Help w/ altitudes

Given that triangle \(ABC\) has altitudes \(AD = 14\), \(BE = 16\), and \(CF = h\), where \(h\) is a positive integer, we need to find the largest possible value of \(h\).

 

### Step 1: Use the area formula with altitudes

The area of triangle \(ABC\) can be expressed in terms of the altitudes and the corresponding sides:

 

\[
\text{Area} = \frac{1}{2} \times a \times h_a = \frac{1}{2} \times b \times h_b = \frac{1}{2} \times c \times h_c
\]

 

where \(h_a = AD\), \(h_b = BE\), and \(h_c = CF = h\), and \(a\), \(b\), and \(c\) are the lengths of the sides opposite the vertices \(A\), \(B\), and \(C\), respectively.

 

### Step 2: Express the sides in terms of the area and altitudes

Let the area of triangle \(ABC\) be denoted as \(K\). Then:

 

\[
K = \frac{1}{2} \times a \times 14 = 7a
\]

\[
K = \frac{1}{2} \times b \times 16 = 8b
\]

\[
K = \frac{1}{2} \times c \times h = \frac{1}{2}ch
\]

 

### Step 3: Equate the expressions for the area \(K\)

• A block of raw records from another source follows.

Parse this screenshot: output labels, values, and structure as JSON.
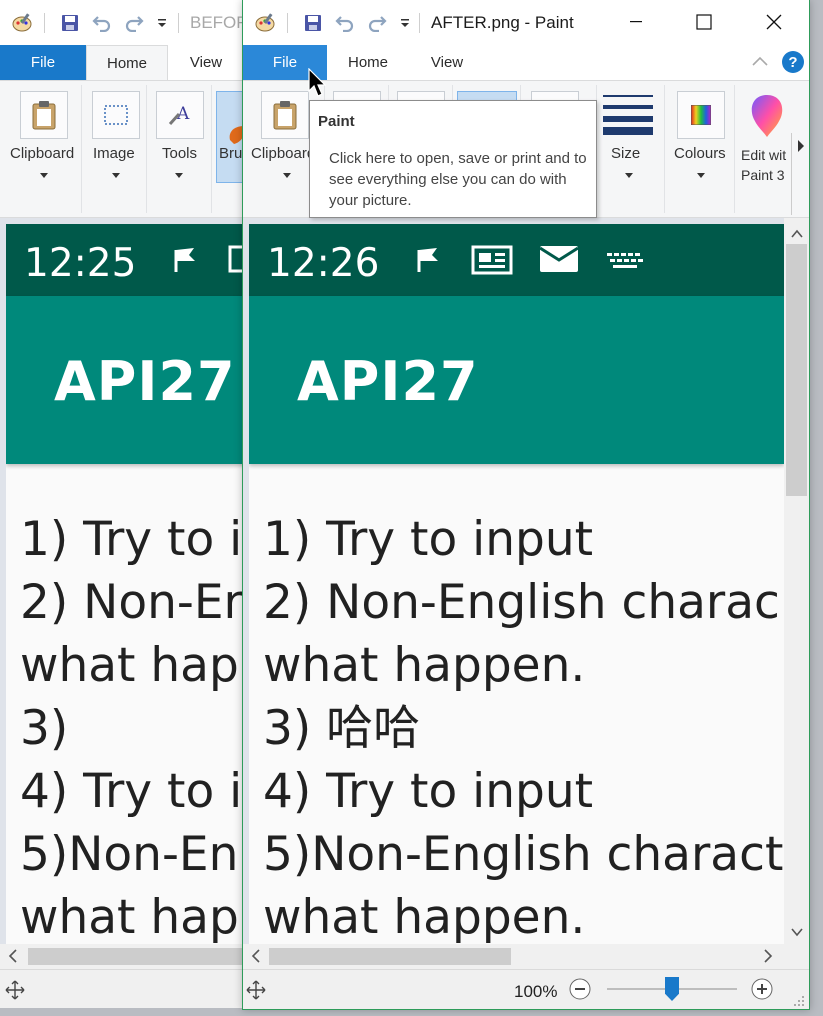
{
  "before_window": {
    "title": "BEFOR",
    "tabs": {
      "file": "File",
      "home": "Home",
      "view": "View"
    },
    "ribbon": {
      "clipboard": "Clipboard",
      "image": "Image",
      "tools": "Tools",
      "brushes": "Bru"
    },
    "phone": {
      "time": "12:25",
      "app_title": "API27",
      "lines": [
        "1) Try to i",
        "2) Non-Er",
        "what hap",
        "3)",
        "4) Try to i",
        "5)Non-En",
        "what hap"
      ]
    }
  },
  "after_window": {
    "title": "AFTER.png - Paint",
    "tabs": {
      "file": "File",
      "home": "Home",
      "view": "View"
    },
    "ribbon": {
      "clipboard": "Clipboard",
      "size": "Size",
      "colours": "Colours",
      "edit_paint3d_line1": "Edit wit",
      "edit_paint3d_line2": "Paint 3"
    },
    "phone": {
      "time": "12:26",
      "app_title": "API27",
      "lines": [
        "1) Try to input",
        "2) Non-English charac",
        "what happen.",
        "3) 哈哈",
        "4) Try to input",
        "5)Non-English charact",
        "what happen."
      ]
    },
    "zoom": "100%"
  },
  "tooltip": {
    "title": "Paint",
    "body": "Click here to open, save or print and to see everything else you can do with your picture."
  },
  "colors": {
    "file_tab": "#1979ca",
    "status_bar": "#00594a",
    "app_bar": "#00897b",
    "window_border": "#2e9c5a"
  }
}
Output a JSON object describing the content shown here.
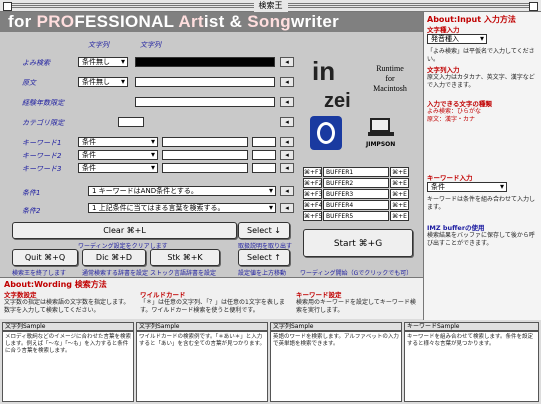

From the first two equations:

 

\[
7a = 8b \quad \Rightarrow \quad a = \frac{8b}{7}
\]

 

Using the equation for \(K\) involving \(h\):

 

\[
7a = \frac{1}{2} ch
\]

 

Substitute \(a = \frac{8b}{7}\) into the equation:

 

\[
7\left(\frac{8b}{7}\right) = \frac{1}{2}ch
\]

 

Simplify:

 

\[
8b = \frac{1}{2}ch
\]

 

Multiply both sides by 2:

 

\[
16b = ch
\]

 

Thus:

 

\[
h = \frac{16b}{c}
\]

 

### Step 4: Maximize \(h\)

We aim to maximize \(h = \frac{16b}{c}\), where \(b\) and \(c\) are positive integers.

 

Recall that \(K = 7a = 8b = \frac{1}{2}ch\). We want to maximize \(h\), so:

 

\[
c = \frac{16b}{h}
\]

 

To maximize \(h\), minimize \(c\). Since \(b = 7\), \(a = 8\), choose \(b = 7\) and \(c = 1\) which gives:

 

\[
h = \frac{16 \times 7}{1} = 112
\]

 

However, since \(b = \gcd(7,8)\), choose \(b = 7\) for simplicity. So:

 

\[
K = 112, h = 1
]

Thus:

 

\[
h \leq 112
\]

 

### Final Answer:

 

Since \(h = 112\), the maximum value for the given maximum number is \( \boxed{112} \).